Les 5èmes rencontres de la coopération solidaire repeintes aux couleurs de la participation citoyenne
Annemasse était, ce vendredi 27 juin la capitale de la coopération solidaire.
Martin Luther King, dont le nom est inscrit au fronton de la salle, a été maintes fois cité aux côtés de Nelson Mandela et de Pablo Neruda comme les symboles de la lutte pour la dignité des peuples.
Cette journée, à l’initiative de Véronique Moreira, déléguée à la coopération solidaire au sein du Conseil Régional Rhône Alpes, a rassemblé près de 300 délégués venus de tous les continents, accueillis par Christian Dupessey, Maire d’Annemasse et Conseiller régional.
Nicolas Niemtchinow, ambassadeur de France auprès des Nations-Unies, marquait la présence de l’État.
Lors des discours d’introduction, toutes et tous ont souligné le rôle de la région, et en particulier sur le territoire celui de la ville d’Annemasse, proche des organisations internationales sur Genève et ayant pour objectifs de construire des solidarités, du lien social, de coordonner des actions au sein de la Cité Internationale (CIS) pour développer de l’intelligence collective. Cette structure est un appui à la politique culturelle, aide à relever des défis sociaux.(N’oublions pas que l’agglomération d’Annemasse comprend près de 102 nationalités.). Cela constitue une force de propositions avec tout un réseau associatif et d’ONG.
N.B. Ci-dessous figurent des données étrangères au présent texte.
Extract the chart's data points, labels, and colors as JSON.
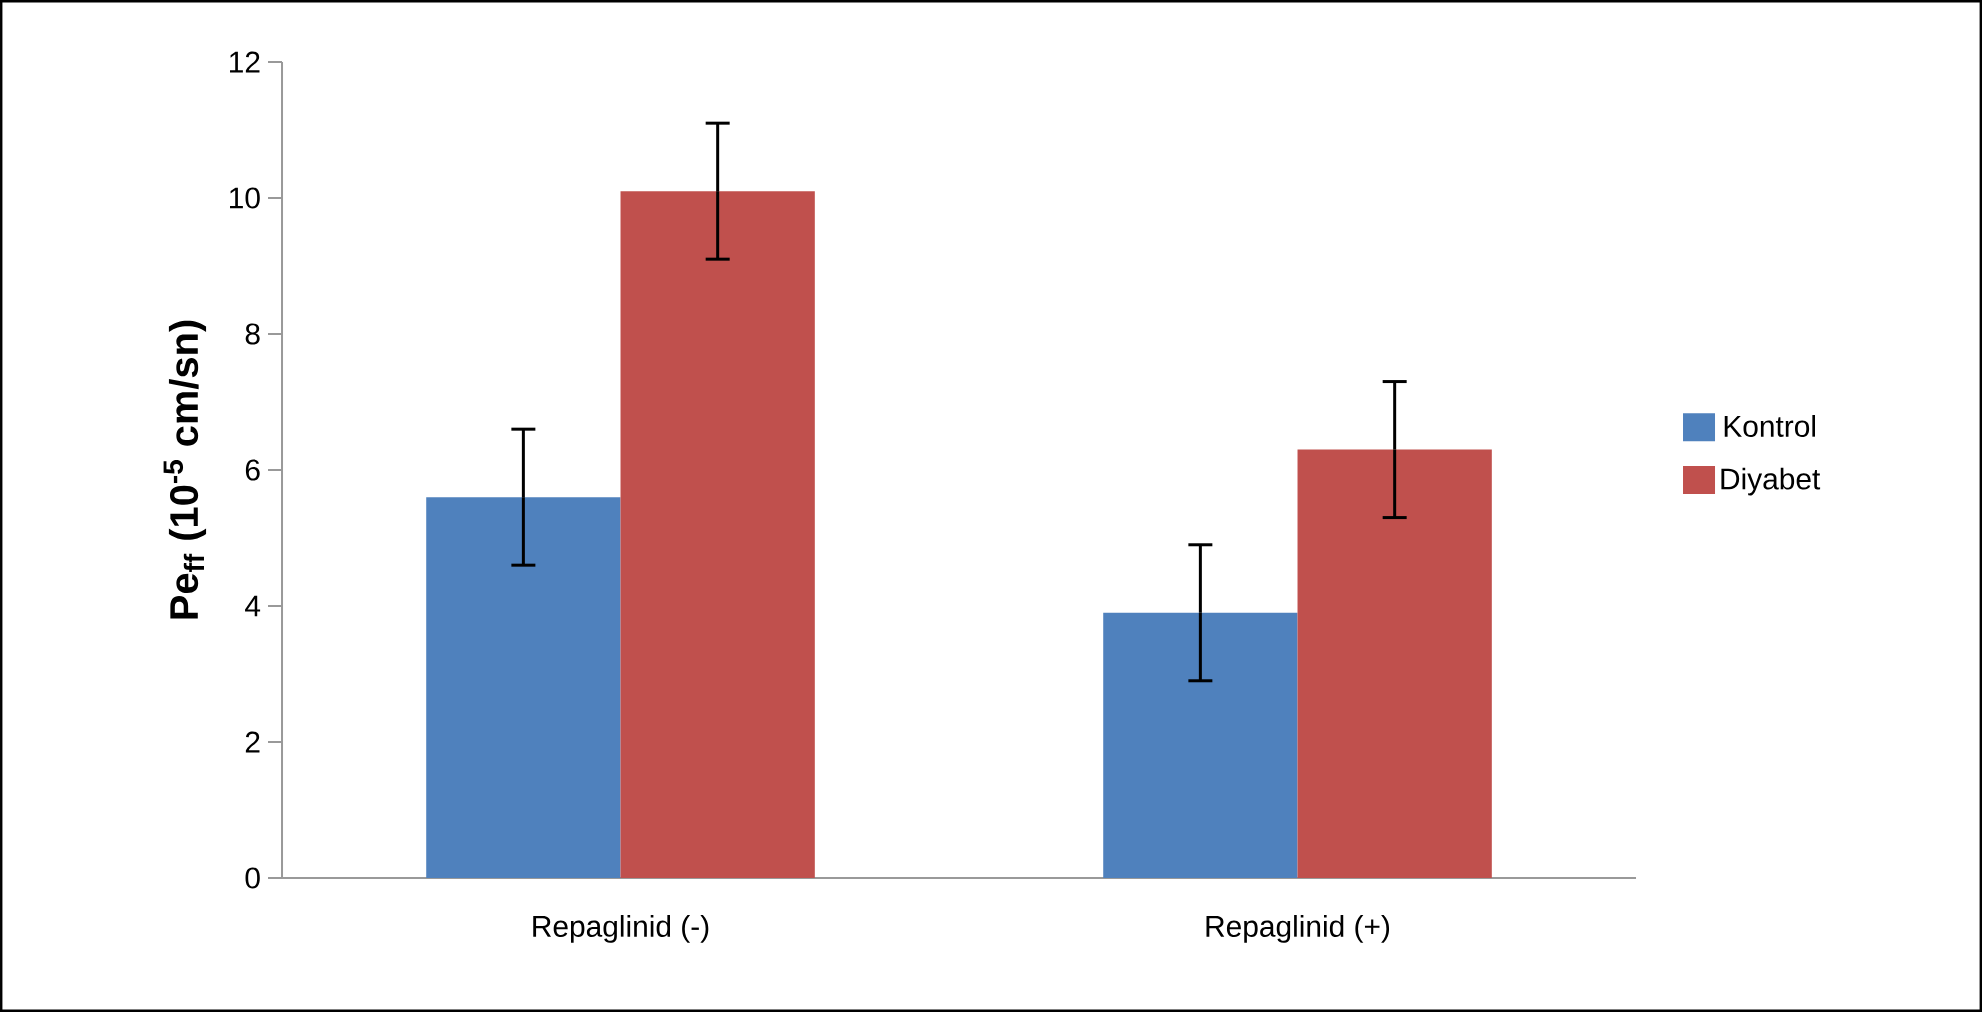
{
  "chart_data": {
    "type": "bar",
    "ylabel": "Pe$_{ff}$ (10$^{-5}$ cm/sn)",
    "categories": [
      "Repaglinid (-)",
      "Repaglinid (+)"
    ],
    "series": [
      {
        "name": "Kontrol",
        "color": "#4f81bd",
        "values": [
          5.6,
          3.9
        ],
        "errors": [
          1.0,
          1.0
        ]
      },
      {
        "name": "Diyabet",
        "color": "#c0504d",
        "values": [
          10.1,
          6.3
        ],
        "errors": [
          1.0,
          1.0
        ]
      }
    ],
    "ylim": [
      0,
      12
    ],
    "yticks": [
      0,
      2,
      4,
      6,
      8,
      10,
      12
    ],
    "grid": false,
    "legend": "right"
  }
}
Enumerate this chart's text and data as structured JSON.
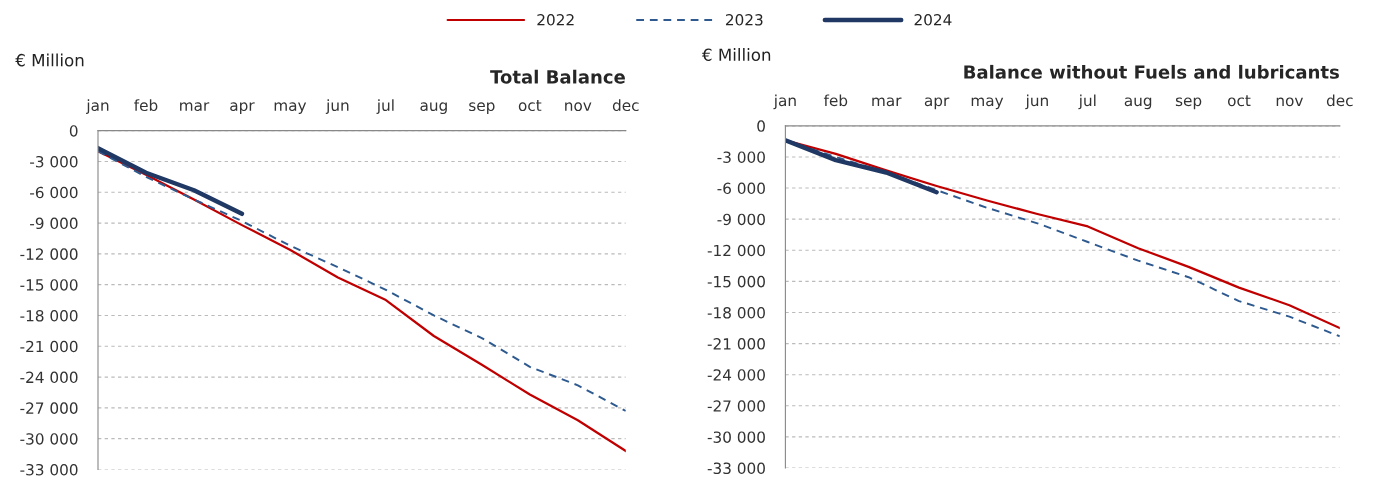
{
  "chart_data": [
    {
      "type": "line",
      "title": "Total Balance",
      "ylabel": "€ Million",
      "categories": [
        "jan",
        "feb",
        "mar",
        "apr",
        "may",
        "jun",
        "jul",
        "aug",
        "sep",
        "oct",
        "nov",
        "dec"
      ],
      "series": [
        {
          "name": "2022",
          "color": "#c00000",
          "line_style": "solid",
          "values": [
            -2000,
            -4300,
            -6700,
            -9200,
            -11600,
            -14300,
            -16500,
            -20000,
            -22800,
            -25700,
            -28200,
            -31200
          ]
        },
        {
          "name": "2023",
          "color": "#2e5a8f",
          "line_style": "dashed",
          "values": [
            -2000,
            -4500,
            -6700,
            -8800,
            -11200,
            -13300,
            -15500,
            -18000,
            -20200,
            -23000,
            -24800,
            -27300
          ]
        },
        {
          "name": "2024",
          "color": "#203864",
          "line_style": "solid",
          "values": [
            -1700,
            -4100,
            -5800,
            -8100,
            null,
            null,
            null,
            null,
            null,
            null,
            null,
            null
          ]
        }
      ],
      "ylim": [
        -33000,
        0
      ],
      "yticks": [
        0,
        {
          "value": -3000,
          "label": "-3 000"
        },
        {
          "value": -6000,
          "label": "-6 000"
        },
        {
          "value": -9000,
          "label": "-9 000"
        },
        {
          "value": -12000,
          "label": "-12 000"
        },
        {
          "value": -15000,
          "label": "-15 000"
        },
        {
          "value": -18000,
          "label": "-18 000"
        },
        {
          "value": -21000,
          "label": "-21 000"
        },
        {
          "value": -24000,
          "label": "-24 000"
        },
        {
          "value": -27000,
          "label": "-27 000"
        },
        {
          "value": -30000,
          "label": "-30 000"
        },
        {
          "value": -33000,
          "label": "-33 000"
        }
      ],
      "grid": "y",
      "legend": "top",
      "marker": "none"
    },
    {
      "type": "line",
      "title": "Balance without Fuels and lubricants",
      "ylabel": "€ Million",
      "categories": [
        "jan",
        "feb",
        "mar",
        "apr",
        "may",
        "jun",
        "jul",
        "aug",
        "sep",
        "oct",
        "nov",
        "dec"
      ],
      "series": [
        {
          "color": "#c00000",
          "line_style": "solid",
          "values": [
            -1400,
            -2700,
            -4300,
            -5800,
            -7200,
            -8500,
            -9700,
            -11800,
            -13600,
            -15600,
            -17300,
            -19500
          ]
        },
        {
          "color": "#2e5a8f",
          "line_style": "dashed",
          "values": [
            -1400,
            -3000,
            -4500,
            -6200,
            -7900,
            -9400,
            -11200,
            -13000,
            -14600,
            -16900,
            -18400,
            -20300
          ]
        },
        {
          "color": "#203864",
          "line_style": "solid",
          "values": [
            -1400,
            -3300,
            -4500,
            -6400,
            null,
            null,
            null,
            null,
            null,
            null,
            null,
            null
          ]
        }
      ],
      "ylim": [
        -33000,
        0
      ],
      "yticks": [
        0,
        {
          "value": -3000,
          "label": "-3 000"
        },
        {
          "value": -6000,
          "label": "-6 000"
        },
        {
          "value": -9000,
          "label": "-9 000"
        },
        {
          "value": -12000,
          "label": "-12 000"
        },
        {
          "value": -15000,
          "label": "-15 000"
        },
        {
          "value": -18000,
          "label": "-18 000"
        },
        {
          "value": -21000,
          "label": "-21 000"
        },
        {
          "value": -24000,
          "label": "-24 000"
        },
        {
          "value": -27000,
          "label": "-27 000"
        },
        {
          "value": -30000,
          "label": "-30 000"
        },
        {
          "value": -33000,
          "label": "-33 000"
        }
      ],
      "grid": "y",
      "marker": "none"
    }
  ]
}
2014 : Année Internationale de l’agriculture familiale.
C’est une lutte quotidienne pour vaincre la pauvreté, où le rôle des femmes est fondamental.
Véronique Moreira souligne l’engagement des Rhône-alpins et ceci depuis longtemps sur ces questions. Face à la mondialisation, il n’y a pas d’autre alternative que de créer de la solidarités sur les territoires où sévit la faim, comme au Sahel.
Nicolas Niemtchinow rappelle que la préoccupation du gouvernement français est de promouvoir l’action des collectivités territoriales pour une coopération décentralisée. Il rappelle que 5000 collectivités sont engagées dans 145 pays, sur 13000 projets.
L’accès à l’énergie et à l’eau est une préoccupation. Ce qui se réalise doit se faire avec des critères de transparence. Il souligne aussi que nous sommes ici sur un lieu de synergie internationale, avec le CERN, le CIS, les institutions internationales sur Genève. Il est important de développer des démarches de concertation collectivités et société civile, partenaires publics et partenaires privés… Enfin, il souligne le rôle des femmes dans le développement de l’agriculture familiale.
Jean Ziegler, le trublion de service
Avec énergie et conviction, ils nous a enjoint à refuser cet ordre qu’il qualifie de cannibale, à mener un combat politique, en particulier en Afrique qu’il connaît bien.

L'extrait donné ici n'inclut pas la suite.